Convidado pela Prefeitura da Cidade do Rio de Janeiro, através da Secretaria Municipal de Cultura, Marcos Sacramento subiu ao palco do Teatro Carlos Gomes na noite de segunda-feira (28/03/2001) para celebrar o centenário de Assis Valente. Compositor de sambas maliciosos, muitos deles lançados pela musa Carmen Miranda, o mulato baiano chegou ao Rio de Janeiro em 1927, onde viveu até dar cabo da própria vida às vésperas de seu 47º aniversário, bebendo guaraná com formicida.
Transitando pelo ambiente extremamente machista e moralista da boêmia carioca dos anos 1930, 1940 e 1950, Assis vivia reprimindo sua homossexualidade, temendo as maledicências da sociedade da época. A vida dupla – do efêmero casamento arranjado para manter as aparências nasceu sua única filha, Nara – foi retratada em ‘Gosto mais do outro lado’ (1934).
Muitas de suas composições foram feitas sob a ótica feminina: as clássicas ‘Camisa listrada’ (1937), ‘Recenseamento’ (1940) e ‘Fez bobagem’ (1942), além da obscura (mas não menos genial) ‘Amanhã eu dou’ (1942), entre outras. “É o samba que traduz meu prazer e minha dor”, sentenciou em ‘Batuca no chão’ (1945), parceira com Ataulfo Alves.
Misturando amargura e ‘Alegria’ (1937), Assis Valente criou sua batucada injetando altas doses de brejeirice em ‘Maria Boa’ (1936), ‘E o mundo não se acabou’ (1938), ‘Uva de caminhão’ (1939) e na pouco conhecida ‘A Maria é a maior’ (1954).
Carmen foi sua principal intérprete, gravando vinte e cinco composições, entre elas ‘E bateu-se a chapa’ (1935) e ‘Isto não se atura’ (1935), mas a primeira cantora a gravar um samba de Assis Valente foi Aracy Cortes com ‘Tem francesa no morro’ (1932).
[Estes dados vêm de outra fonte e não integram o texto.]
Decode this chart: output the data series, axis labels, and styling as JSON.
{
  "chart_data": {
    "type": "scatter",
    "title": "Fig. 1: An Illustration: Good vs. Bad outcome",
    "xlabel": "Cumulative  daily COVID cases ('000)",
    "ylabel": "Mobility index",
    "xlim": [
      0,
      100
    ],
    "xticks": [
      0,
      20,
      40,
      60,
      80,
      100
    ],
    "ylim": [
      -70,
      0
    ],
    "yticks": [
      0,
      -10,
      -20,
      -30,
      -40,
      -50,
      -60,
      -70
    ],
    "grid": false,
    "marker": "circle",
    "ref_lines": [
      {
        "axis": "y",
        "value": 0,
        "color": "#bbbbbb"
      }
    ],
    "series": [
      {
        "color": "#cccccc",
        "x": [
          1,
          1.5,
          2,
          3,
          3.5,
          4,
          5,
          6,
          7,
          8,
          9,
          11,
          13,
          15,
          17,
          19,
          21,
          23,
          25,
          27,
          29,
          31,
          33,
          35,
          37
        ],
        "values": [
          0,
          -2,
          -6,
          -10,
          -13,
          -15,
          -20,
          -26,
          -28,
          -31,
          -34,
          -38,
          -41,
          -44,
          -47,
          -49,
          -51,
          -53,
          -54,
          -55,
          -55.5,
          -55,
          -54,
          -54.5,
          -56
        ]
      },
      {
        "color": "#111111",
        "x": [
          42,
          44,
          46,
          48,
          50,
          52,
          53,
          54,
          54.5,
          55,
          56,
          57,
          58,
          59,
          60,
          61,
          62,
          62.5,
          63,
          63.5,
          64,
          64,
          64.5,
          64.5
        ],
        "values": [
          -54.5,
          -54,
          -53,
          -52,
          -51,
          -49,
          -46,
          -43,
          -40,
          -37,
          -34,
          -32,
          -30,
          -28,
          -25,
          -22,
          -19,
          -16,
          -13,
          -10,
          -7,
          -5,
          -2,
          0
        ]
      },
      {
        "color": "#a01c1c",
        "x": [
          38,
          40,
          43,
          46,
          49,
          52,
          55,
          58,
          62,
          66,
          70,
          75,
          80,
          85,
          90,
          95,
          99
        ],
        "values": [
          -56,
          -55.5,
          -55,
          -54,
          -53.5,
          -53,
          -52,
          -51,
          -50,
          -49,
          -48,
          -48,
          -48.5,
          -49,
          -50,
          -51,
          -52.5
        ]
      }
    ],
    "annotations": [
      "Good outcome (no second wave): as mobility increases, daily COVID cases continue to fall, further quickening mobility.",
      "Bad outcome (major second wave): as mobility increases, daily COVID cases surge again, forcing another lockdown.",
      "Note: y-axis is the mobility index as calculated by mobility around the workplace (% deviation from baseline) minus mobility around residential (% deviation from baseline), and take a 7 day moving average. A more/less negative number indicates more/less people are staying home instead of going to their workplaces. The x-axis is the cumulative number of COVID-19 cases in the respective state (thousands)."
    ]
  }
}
O autor de ‘Brasil pandeiro’ (1940) foi gravado por várias cantoras. De Aracy de Almeida a Gal Costa, de Maria Alcina a Zezé Motta. Aparentemente, os sambas buliçosos do centenário compositor não seduziram as novíssimas gerações de intérpretes femininas, cabendo a Marcos Sacramento a honra de traduzir brilhantemente todas as nuances das canções citadas neste texto durante o show.
Acompanhado dos músicos Luiz Flávio Alcofra (violão), Pedro Aune (baixo), Ruy Alvim (sopros) e Netinho Albuquerque (percussão), Marcos mostrou (mais uma vez) seu valor, abusando das síncopes para pontuar a malícia das verdadeiras crônicas de costumes escritas pelo compositor. Valente, Sacramento subiu o tom em alguns números, mostrando habituais domínios vocais e cênicos, na apresentação memorável que merecia registro para a posteridade.